Free will is typically seen as a moral good by those who carry its flag. Supposing that I have made the case (after Schopenhauer, Harris, and many others) that the experience of free will is positively correlated with ignorance regarding its psychology, then ignorance would have to be a moral good. If so, we should work toward reducing people’s awareness of the empirical evidence concerning the causes that make them do what they do, feel what they feel, and think what they think. Ignorance would have to be bliss, if one takes the free will argument seriously.
One shudders at the implications for justice.
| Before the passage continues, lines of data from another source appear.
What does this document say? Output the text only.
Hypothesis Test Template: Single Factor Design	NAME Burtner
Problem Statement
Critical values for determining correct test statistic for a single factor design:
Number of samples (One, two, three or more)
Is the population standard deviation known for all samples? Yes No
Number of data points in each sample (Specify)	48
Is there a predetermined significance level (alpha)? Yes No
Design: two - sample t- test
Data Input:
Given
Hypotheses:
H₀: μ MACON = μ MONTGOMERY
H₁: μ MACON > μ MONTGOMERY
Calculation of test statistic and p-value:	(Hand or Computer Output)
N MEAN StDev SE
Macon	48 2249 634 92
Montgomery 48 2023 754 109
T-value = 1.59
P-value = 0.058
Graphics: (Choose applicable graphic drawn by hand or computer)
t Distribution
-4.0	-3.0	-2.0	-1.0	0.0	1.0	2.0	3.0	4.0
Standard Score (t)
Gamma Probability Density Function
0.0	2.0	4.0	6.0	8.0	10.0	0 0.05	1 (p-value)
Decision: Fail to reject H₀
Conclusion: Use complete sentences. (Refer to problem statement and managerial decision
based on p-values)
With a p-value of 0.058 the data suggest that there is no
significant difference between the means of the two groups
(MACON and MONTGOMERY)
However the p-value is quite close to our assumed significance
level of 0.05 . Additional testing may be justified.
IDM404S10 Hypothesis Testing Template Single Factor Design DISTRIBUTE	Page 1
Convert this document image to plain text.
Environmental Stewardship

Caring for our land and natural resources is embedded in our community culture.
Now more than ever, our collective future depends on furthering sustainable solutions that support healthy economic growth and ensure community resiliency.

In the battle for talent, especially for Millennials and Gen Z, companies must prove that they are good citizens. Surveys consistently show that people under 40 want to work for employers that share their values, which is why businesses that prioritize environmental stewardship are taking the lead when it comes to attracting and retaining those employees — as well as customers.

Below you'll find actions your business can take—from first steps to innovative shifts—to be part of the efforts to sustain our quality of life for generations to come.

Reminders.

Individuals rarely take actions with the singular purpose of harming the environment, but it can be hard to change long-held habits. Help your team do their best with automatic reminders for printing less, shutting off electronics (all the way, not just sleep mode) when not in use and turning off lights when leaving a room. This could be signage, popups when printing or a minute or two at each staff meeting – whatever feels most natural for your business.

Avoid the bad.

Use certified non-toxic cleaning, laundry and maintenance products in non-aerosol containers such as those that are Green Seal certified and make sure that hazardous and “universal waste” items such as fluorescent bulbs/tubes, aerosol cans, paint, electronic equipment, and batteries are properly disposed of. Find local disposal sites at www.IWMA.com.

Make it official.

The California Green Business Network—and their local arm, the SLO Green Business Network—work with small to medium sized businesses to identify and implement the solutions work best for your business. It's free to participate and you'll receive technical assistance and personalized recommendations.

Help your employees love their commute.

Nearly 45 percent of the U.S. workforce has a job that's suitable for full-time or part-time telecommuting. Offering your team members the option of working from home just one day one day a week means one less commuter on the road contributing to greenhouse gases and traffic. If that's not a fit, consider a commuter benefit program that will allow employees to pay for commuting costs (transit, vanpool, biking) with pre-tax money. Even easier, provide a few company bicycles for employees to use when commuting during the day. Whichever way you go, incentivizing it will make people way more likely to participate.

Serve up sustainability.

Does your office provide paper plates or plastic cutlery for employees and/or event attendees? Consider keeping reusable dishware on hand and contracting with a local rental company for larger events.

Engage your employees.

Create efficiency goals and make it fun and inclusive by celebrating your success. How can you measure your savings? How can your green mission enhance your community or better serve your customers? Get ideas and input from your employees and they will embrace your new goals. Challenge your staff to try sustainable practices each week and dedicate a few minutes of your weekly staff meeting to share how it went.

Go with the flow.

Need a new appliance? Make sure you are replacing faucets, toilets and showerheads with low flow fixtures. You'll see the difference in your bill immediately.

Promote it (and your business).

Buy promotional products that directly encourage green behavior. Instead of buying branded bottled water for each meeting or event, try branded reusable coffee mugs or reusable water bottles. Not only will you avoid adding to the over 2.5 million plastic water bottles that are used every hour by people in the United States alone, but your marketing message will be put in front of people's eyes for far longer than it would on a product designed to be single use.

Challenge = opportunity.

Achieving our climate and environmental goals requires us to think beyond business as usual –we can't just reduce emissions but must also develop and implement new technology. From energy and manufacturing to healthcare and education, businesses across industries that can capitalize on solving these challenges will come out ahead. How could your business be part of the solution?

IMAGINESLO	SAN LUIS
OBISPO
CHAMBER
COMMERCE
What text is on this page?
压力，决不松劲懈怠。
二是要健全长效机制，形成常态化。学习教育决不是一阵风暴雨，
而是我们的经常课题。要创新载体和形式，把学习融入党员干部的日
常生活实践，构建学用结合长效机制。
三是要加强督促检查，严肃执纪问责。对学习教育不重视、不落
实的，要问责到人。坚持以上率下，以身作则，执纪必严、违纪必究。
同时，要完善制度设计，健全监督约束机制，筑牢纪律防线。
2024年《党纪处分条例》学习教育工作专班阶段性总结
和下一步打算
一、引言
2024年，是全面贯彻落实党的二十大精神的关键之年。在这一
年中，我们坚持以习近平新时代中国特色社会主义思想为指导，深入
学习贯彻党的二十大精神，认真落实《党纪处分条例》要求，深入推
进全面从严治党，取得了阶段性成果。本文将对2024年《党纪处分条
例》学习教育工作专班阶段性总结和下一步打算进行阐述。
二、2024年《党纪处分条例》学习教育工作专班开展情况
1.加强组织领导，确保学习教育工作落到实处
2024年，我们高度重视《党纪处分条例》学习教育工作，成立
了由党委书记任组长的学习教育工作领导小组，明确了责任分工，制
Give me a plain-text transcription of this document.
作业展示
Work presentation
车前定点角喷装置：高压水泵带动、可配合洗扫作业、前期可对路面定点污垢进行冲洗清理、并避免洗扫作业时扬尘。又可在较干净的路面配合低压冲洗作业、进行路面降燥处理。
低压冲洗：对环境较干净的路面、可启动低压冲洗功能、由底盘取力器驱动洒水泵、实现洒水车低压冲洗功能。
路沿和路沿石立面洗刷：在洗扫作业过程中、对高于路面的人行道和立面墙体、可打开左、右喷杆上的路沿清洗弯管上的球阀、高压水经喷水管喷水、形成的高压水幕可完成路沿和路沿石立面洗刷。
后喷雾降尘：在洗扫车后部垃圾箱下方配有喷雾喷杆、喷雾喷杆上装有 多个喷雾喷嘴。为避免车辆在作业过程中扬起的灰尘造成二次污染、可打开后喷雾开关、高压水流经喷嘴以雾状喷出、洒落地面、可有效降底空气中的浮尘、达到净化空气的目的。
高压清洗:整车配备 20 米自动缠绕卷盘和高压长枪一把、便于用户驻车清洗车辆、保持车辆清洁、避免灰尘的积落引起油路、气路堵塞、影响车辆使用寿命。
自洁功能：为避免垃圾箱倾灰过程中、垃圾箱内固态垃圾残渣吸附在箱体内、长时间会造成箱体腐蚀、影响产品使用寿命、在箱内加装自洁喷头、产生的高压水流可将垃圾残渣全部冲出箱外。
The less one knows about a defendant’s history, context, and experience, the more easily one could claim that she acted freely. Savvy prosecutors would seek to keep a jury as ignorant as possible. This strategy may seem clever, but is it moral? Is there not a moral imperative to seek knowledge? And if, by and large, greater knowledge erodes the foundations of blame and punishment, is it not the case that blame and punishment are concepts fundamentally opposed to morality (see related posts here and there)?
Harris, S. (2012). Free will. New York: Free Press.
Schopenhauer, A. (1999/1839). Prize essay on the freedom of the will. New York: Cambridge University Press.